Иногда он подумывал, не позвонить ли Исме, хотя бы поговорить с кем-то, кто знает Анику, хотя бы услышать ее имя. Но Аника ему не велела, и он опасался влезать в ссору между сестрами из-за какого-то, как он понял, наследства. «Она взяла то, что принадлежало мне. У нее были кое-какие права, но в основном это мое. От матери. А она это у меня отобрала». Хотя Эймон не мог себе представить, чтобы Исма присвоила чужое, но он допускал, что она решилась по финансовым причинам продать семейную реликвию и не сочла нужным обсуждать это с сестрой, о которой порой отзывалась как о ребенке, все еще нуждающемся в присмотре.
– А что говорит по этому поводу твой брат? – уточнил он.

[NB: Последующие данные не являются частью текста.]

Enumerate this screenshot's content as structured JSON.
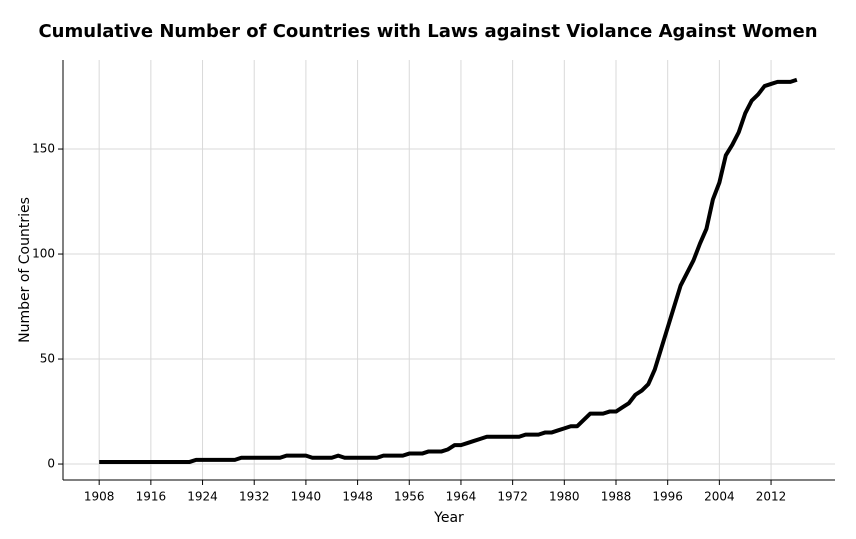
{
  "chart_data": {
    "type": "line",
    "title": "Cumulative Number of Countries with Laws against Violance Against Women",
    "x_label": "Year",
    "y_label": "Number of Countries",
    "x": [
      1908,
      1909,
      1910,
      1911,
      1912,
      1913,
      1914,
      1915,
      1916,
      1917,
      1918,
      1919,
      1920,
      1921,
      1922,
      1923,
      1924,
      1925,
      1926,
      1927,
      1928,
      1929,
      1930,
      1931,
      1932,
      1933,
      1934,
      1935,
      1936,
      1937,
      1938,
      1939,
      1940,
      1941,
      1942,
      1943,
      1944,
      1945,
      1946,
      1947,
      1948,
      1949,
      1950,
      1951,
      1952,
      1953,
      1954,
      1955,
      1956,
      1957,
      1958,
      1959,
      1960,
      1961,
      1962,
      1963,
      1964,
      1965,
      1966,
      1967,
      1968,
      1969,
      1970,
      1971,
      1972,
      1973,
      1974,
      1975,
      1976,
      1977,
      1978,
      1979,
      1980,
      1981,
      1982,
      1983,
      1984,
      1985,
      1986,
      1987,
      1988,
      1989,
      1990,
      1991,
      1992,
      1993,
      1994,
      1995,
      1996,
      1997,
      1998,
      1999,
      2000,
      2001,
      2002,
      2003,
      2004,
      2005,
      2006,
      2007,
      2008,
      2009,
      2010,
      2011,
      2012,
      2013,
      2014,
      2015,
      2016
    ],
    "series": [
      {
        "color": "#000000",
        "values": [
          1,
          1,
          1,
          1,
          1,
          1,
          1,
          1,
          1,
          1,
          1,
          1,
          1,
          1,
          1,
          2,
          2,
          2,
          2,
          2,
          2,
          2,
          3,
          3,
          3,
          3,
          3,
          3,
          3,
          4,
          4,
          4,
          4,
          3,
          3,
          3,
          3,
          4,
          3,
          3,
          3,
          3,
          3,
          3,
          4,
          4,
          4,
          4,
          5,
          5,
          5,
          6,
          6,
          6,
          7,
          9,
          9,
          10,
          11,
          12,
          13,
          13,
          13,
          13,
          13,
          13,
          14,
          14,
          14,
          15,
          15,
          16,
          17,
          18,
          18,
          21,
          24,
          24,
          24,
          25,
          25,
          27,
          29,
          33,
          35,
          38,
          45,
          55,
          65,
          75,
          85,
          91,
          97,
          105,
          112,
          126,
          134,
          147,
          152,
          158,
          167,
          173,
          176,
          180,
          181,
          182,
          182,
          182,
          183
        ]
      }
    ],
    "xlim": [
      1902.4,
      2021.9
    ],
    "ylim": [
      -7.6,
      192.4
    ],
    "xticks": [
      1908,
      1916,
      1924,
      1932,
      1940,
      1948,
      1956,
      1964,
      1972,
      1980,
      1988,
      1996,
      2004,
      2012
    ],
    "yticks": [
      0,
      50,
      100,
      150
    ],
    "grid": true
  }
}
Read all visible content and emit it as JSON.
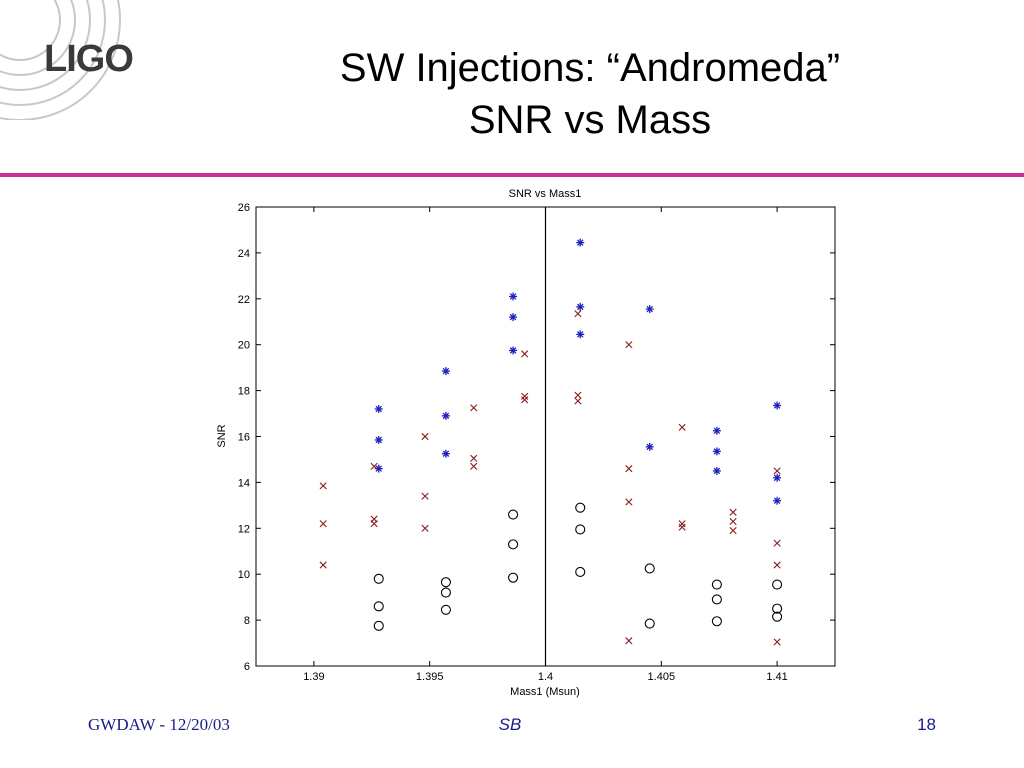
{
  "slide": {
    "logo_text": "LIGO",
    "title_line1": "SW Injections: “Andromeda”",
    "title_line2": "SNR vs Mass",
    "footer_left": "GWDAW - 12/20/03",
    "footer_center": "SB",
    "footer_right": "18"
  },
  "colors": {
    "accent_line": "#cc2d8f",
    "star_series": "#1f1fbf",
    "x_series": "#8b1a1a",
    "circle_series": "#000000",
    "footer_text": "#1a1a8c"
  },
  "chart_data": {
    "type": "scatter",
    "title": "SNR vs Mass1",
    "xlabel": "Mass1 (Msun)",
    "ylabel": "SNR",
    "xlim": [
      1.3875,
      1.4125
    ],
    "ylim": [
      6,
      26
    ],
    "xticks": [
      1.39,
      1.395,
      1.4,
      1.405,
      1.41
    ],
    "xtick_labels": [
      "1.39",
      "1.395",
      "1.4",
      "1.405",
      "1.41"
    ],
    "yticks": [
      6,
      8,
      10,
      12,
      14,
      16,
      18,
      20,
      22,
      24,
      26
    ],
    "ytick_labels": [
      "6",
      "8",
      "10",
      "12",
      "14",
      "16",
      "18",
      "20",
      "22",
      "24",
      "26"
    ],
    "grid": false,
    "vline_x": 1.4,
    "series": [
      {
        "marker": "star",
        "color": "#1f1fbf",
        "points": [
          [
            1.3928,
            17.2
          ],
          [
            1.3928,
            15.85
          ],
          [
            1.3928,
            14.6
          ],
          [
            1.3957,
            18.85
          ],
          [
            1.3957,
            16.9
          ],
          [
            1.3957,
            15.25
          ],
          [
            1.3986,
            22.1
          ],
          [
            1.3986,
            21.2
          ],
          [
            1.3986,
            19.75
          ],
          [
            1.4015,
            24.45
          ],
          [
            1.4015,
            21.65
          ],
          [
            1.4015,
            20.45
          ],
          [
            1.4045,
            21.55
          ],
          [
            1.4045,
            15.55
          ],
          [
            1.4074,
            16.25
          ],
          [
            1.4074,
            15.35
          ],
          [
            1.4074,
            14.5
          ],
          [
            1.41,
            17.35
          ],
          [
            1.41,
            14.2
          ],
          [
            1.41,
            13.2
          ]
        ]
      },
      {
        "marker": "x",
        "color": "#8b1a1a",
        "points": [
          [
            1.3904,
            13.85
          ],
          [
            1.3904,
            12.2
          ],
          [
            1.3904,
            10.4
          ],
          [
            1.3926,
            14.7
          ],
          [
            1.3926,
            12.4
          ],
          [
            1.3926,
            12.2
          ],
          [
            1.3948,
            16.0
          ],
          [
            1.3948,
            13.4
          ],
          [
            1.3948,
            12.0
          ],
          [
            1.3969,
            17.25
          ],
          [
            1.3969,
            15.05
          ],
          [
            1.3969,
            14.7
          ],
          [
            1.3991,
            19.6
          ],
          [
            1.3991,
            17.75
          ],
          [
            1.3991,
            17.6
          ],
          [
            1.4014,
            21.35
          ],
          [
            1.4014,
            17.8
          ],
          [
            1.4014,
            17.55
          ],
          [
            1.4036,
            20.0
          ],
          [
            1.4036,
            14.6
          ],
          [
            1.4036,
            13.15
          ],
          [
            1.4036,
            7.1
          ],
          [
            1.4059,
            16.4
          ],
          [
            1.4059,
            12.2
          ],
          [
            1.4059,
            12.05
          ],
          [
            1.4081,
            12.7
          ],
          [
            1.4081,
            12.3
          ],
          [
            1.4081,
            11.9
          ],
          [
            1.41,
            14.5
          ],
          [
            1.41,
            11.35
          ],
          [
            1.41,
            10.4
          ],
          [
            1.41,
            7.05
          ]
        ]
      },
      {
        "marker": "circle",
        "color": "#000000",
        "points": [
          [
            1.3928,
            9.8
          ],
          [
            1.3928,
            8.6
          ],
          [
            1.3928,
            7.75
          ],
          [
            1.3957,
            9.65
          ],
          [
            1.3957,
            9.2
          ],
          [
            1.3957,
            8.45
          ],
          [
            1.3986,
            12.6
          ],
          [
            1.3986,
            11.3
          ],
          [
            1.3986,
            9.85
          ],
          [
            1.4015,
            12.9
          ],
          [
            1.4015,
            11.95
          ],
          [
            1.4015,
            10.1
          ],
          [
            1.4045,
            10.25
          ],
          [
            1.4045,
            7.85
          ],
          [
            1.4074,
            9.55
          ],
          [
            1.4074,
            8.9
          ],
          [
            1.4074,
            7.95
          ],
          [
            1.41,
            9.55
          ],
          [
            1.41,
            8.5
          ],
          [
            1.41,
            8.15
          ]
        ]
      }
    ]
  }
}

Для Эймона этот брат, Парвиз, оставался призраком, двусмысленным, то союзником, то соперником. Двусмысленность возникала из-за того, что Аника рассказывала о брате обрывками. В детстве он был ее постоянным спутником, товарищем в приключениях и преступлениях – тень, то опережавшая ее, то следовавшая позади, близнец, не отделимый от нее, вечно погруженный в себя, не одобрявший ее друзей («само собой, это все были парни постарше»), но помогавший ей хранить эти отношения в тайне от Исмы и от тетушки Насим, а сам он вечно бывал влюблен в ту или иную подругу Аники, но они все утверждали, что любят его как брата (знакомое Эймону злосчастье, школьная подруга сестры, Тилли, длинноногая, с пухлыми губами, она тоже… «Ничего не хочу знать об этом», – перебила его Аника и тем исцелила рану, которую сама же нанесла, заговорив о старших мальчиках). Но после школы их пути разошлись. В отличие от Аники Парвиз не получил стипендию и, не желая в самом начале взрослой жизни обременять себя кредитом на образование, предпочел отправиться в путешествие по освященному временем обычаю британских юношей. На этом брат исчезал из рассказов Аники.
– Я не успела рассказать ему, что сделала Исма. Когда он вернется, я все расскажу.
– А когда он собирается домой?
Аника пожала плечами и продолжала щелкать по фотографиям на его ноутбуке, прослеживая жизнь Эймона от младенчества доныне, все эти семейные сборища, все эти подружки, стрижки, модные прикиды, неудачные моменты, когда фотограф застигал свою жертву врасплох.
– Никак не могу понять – с ним ты более близок, чем с сестрой? – Она увеличила фотографию, на которой Эймон обнимал за плечи отца, оба в одинаковых футболках с надписью
Аника, в отличие от сестры, вроде бы не интересовалась политической стороной жизни его отца. Порой Эймон думал: может, она была слишком маленькой, когда ее отец умер, и попросту не знает, как отозвался о нем Карамат Лоун.